Bon… alors… j’ai passé la fin de semaine – le weekend, pour les Frenchy - sous le ciel charentais, et ma journée du lundi en périphérie de la métropole où règnent cacas de chiens, croissants et clopes. Mardi, Paris m’attend pour un deuxième round. Destination : quartier Latin – quartier des étudiants et des intellos – et la cathédrale Notre-Dame-de-Paris, le célèbre lieu saint sur-immortalisé par moult touristes et par les messieurs Pelletier et Garou.
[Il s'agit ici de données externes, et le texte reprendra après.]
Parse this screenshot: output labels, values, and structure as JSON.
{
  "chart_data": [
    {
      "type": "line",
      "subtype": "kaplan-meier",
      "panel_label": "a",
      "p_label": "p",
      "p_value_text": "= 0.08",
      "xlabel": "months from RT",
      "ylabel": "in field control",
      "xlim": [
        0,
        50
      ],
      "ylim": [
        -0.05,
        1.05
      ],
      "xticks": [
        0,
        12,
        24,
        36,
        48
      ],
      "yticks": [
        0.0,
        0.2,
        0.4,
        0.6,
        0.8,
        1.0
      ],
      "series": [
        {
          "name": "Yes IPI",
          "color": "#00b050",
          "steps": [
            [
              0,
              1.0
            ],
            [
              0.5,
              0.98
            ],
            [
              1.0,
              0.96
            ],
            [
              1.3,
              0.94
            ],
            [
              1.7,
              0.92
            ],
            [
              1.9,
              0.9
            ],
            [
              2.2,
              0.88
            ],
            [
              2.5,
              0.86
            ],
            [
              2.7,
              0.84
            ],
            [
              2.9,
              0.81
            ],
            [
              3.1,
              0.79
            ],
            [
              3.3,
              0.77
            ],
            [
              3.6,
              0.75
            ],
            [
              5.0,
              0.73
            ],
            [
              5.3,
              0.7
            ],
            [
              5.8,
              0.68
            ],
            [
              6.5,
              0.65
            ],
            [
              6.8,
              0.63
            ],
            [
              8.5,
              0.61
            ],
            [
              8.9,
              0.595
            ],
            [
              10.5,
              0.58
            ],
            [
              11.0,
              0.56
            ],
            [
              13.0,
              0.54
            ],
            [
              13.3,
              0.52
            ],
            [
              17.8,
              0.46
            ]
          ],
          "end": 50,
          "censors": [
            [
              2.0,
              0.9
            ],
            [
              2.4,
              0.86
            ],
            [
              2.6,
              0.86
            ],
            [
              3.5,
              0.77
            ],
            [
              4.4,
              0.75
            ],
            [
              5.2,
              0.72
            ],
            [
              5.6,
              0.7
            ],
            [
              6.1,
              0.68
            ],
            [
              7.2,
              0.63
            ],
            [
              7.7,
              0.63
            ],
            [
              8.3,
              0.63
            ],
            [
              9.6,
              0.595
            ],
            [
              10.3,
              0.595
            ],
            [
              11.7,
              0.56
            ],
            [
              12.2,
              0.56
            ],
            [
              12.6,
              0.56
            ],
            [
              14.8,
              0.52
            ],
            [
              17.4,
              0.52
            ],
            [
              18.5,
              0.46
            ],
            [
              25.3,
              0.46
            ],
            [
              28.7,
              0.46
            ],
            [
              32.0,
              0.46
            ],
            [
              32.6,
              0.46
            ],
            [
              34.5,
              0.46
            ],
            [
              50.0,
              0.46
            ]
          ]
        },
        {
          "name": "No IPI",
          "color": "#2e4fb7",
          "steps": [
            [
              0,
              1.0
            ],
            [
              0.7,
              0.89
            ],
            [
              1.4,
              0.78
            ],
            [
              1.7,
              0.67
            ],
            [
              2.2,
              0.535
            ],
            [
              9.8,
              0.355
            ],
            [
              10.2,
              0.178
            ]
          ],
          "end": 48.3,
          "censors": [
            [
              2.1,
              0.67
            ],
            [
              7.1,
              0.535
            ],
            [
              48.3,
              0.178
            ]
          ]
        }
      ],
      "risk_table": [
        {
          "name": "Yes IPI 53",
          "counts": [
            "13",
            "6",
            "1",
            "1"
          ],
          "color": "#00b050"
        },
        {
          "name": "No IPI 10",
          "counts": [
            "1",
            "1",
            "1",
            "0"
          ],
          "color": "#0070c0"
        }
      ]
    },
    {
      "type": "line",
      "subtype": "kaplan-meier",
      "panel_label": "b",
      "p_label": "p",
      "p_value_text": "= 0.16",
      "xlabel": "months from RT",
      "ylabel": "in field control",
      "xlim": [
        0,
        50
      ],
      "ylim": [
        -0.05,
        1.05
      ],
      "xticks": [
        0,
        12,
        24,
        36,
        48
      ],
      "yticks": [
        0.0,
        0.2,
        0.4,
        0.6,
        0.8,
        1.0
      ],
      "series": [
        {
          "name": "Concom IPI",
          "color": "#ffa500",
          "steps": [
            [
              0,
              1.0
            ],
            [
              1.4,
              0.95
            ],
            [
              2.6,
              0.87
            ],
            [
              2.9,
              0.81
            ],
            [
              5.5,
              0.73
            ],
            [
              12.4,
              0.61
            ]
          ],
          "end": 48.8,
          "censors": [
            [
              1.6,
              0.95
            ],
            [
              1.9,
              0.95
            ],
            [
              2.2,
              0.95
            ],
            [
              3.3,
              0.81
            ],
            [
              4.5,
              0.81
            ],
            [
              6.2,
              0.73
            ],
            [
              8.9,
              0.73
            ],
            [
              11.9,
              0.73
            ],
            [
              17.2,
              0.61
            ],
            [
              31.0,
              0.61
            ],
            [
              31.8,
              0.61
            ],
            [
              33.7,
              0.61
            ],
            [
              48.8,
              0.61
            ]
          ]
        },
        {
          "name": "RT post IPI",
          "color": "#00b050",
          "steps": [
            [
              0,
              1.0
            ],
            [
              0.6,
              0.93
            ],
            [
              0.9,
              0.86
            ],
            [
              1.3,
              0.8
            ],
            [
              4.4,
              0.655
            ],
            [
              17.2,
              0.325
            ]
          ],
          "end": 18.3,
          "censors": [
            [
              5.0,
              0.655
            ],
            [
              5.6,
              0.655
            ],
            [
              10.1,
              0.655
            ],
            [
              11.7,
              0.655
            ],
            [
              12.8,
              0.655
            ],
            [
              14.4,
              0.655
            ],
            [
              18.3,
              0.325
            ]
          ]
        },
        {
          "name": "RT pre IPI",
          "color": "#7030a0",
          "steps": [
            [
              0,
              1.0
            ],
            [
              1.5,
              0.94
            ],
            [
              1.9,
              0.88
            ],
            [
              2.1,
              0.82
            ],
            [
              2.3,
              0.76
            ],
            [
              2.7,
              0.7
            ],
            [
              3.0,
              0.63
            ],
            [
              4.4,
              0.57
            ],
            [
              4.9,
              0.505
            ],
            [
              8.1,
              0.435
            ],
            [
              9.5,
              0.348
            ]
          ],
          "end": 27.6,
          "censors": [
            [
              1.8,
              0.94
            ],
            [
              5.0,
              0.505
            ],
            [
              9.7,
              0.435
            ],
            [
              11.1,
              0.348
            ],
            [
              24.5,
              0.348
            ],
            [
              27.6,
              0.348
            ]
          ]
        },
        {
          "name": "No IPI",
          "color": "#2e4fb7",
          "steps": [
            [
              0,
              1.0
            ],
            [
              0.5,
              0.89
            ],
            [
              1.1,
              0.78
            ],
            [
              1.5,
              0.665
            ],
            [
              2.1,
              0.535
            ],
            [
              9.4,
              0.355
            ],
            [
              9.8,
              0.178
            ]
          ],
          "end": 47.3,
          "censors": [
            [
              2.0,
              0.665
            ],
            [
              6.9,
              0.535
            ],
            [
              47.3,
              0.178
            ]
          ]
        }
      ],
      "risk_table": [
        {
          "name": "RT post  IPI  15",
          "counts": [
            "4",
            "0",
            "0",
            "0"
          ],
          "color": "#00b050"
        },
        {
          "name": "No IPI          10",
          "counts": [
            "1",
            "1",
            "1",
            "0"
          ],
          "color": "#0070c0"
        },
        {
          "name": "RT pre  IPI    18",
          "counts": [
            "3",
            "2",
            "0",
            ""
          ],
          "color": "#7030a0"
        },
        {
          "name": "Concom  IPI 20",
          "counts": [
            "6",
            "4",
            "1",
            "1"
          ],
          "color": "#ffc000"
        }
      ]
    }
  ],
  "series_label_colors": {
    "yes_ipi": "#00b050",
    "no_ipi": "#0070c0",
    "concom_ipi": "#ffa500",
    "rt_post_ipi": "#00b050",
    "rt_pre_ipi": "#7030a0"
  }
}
-----------------------------------------------------------------------------------
Après un midi agréable passé en compagnie de Yannick et son ami Yoann, je prends le métro parisien le sourire aux lèvres. Non seulement parce qu’il est moins densément peuplé que vendredi dernier, mais aussi parce que je réalise que je navigue dans ses tunnels labyrinthiques avec l’assurance d’une habituée. Avec mon plan Cartoville de Paris, un petit livre avec cartes dépliables très pratique, je me débrouille très bien en ce qui concerne le choix de la station de métro finale, les changements de ligne et le choix du mode de transport : train, métro, etc. Je souris aussi car je trouve bien intéressant que les annonces destinées au passagers se fassent dans plusieurs des langues suivantes, tout dépendant des lignes et des stations : français, anglais, italien, allemand, japonais et/ou espagnol. Cela fait passer le temps de tenter de déchiffrer le message d’une langue à l’autre. Pas que l’attente du métro soit longue. Si, à Montréal, on attend souvent le métro 5 ou 6 minutes, ici, c’est aux 2 minutes. On n’a même pas le temps de se mettre en colère suite à un métro raté.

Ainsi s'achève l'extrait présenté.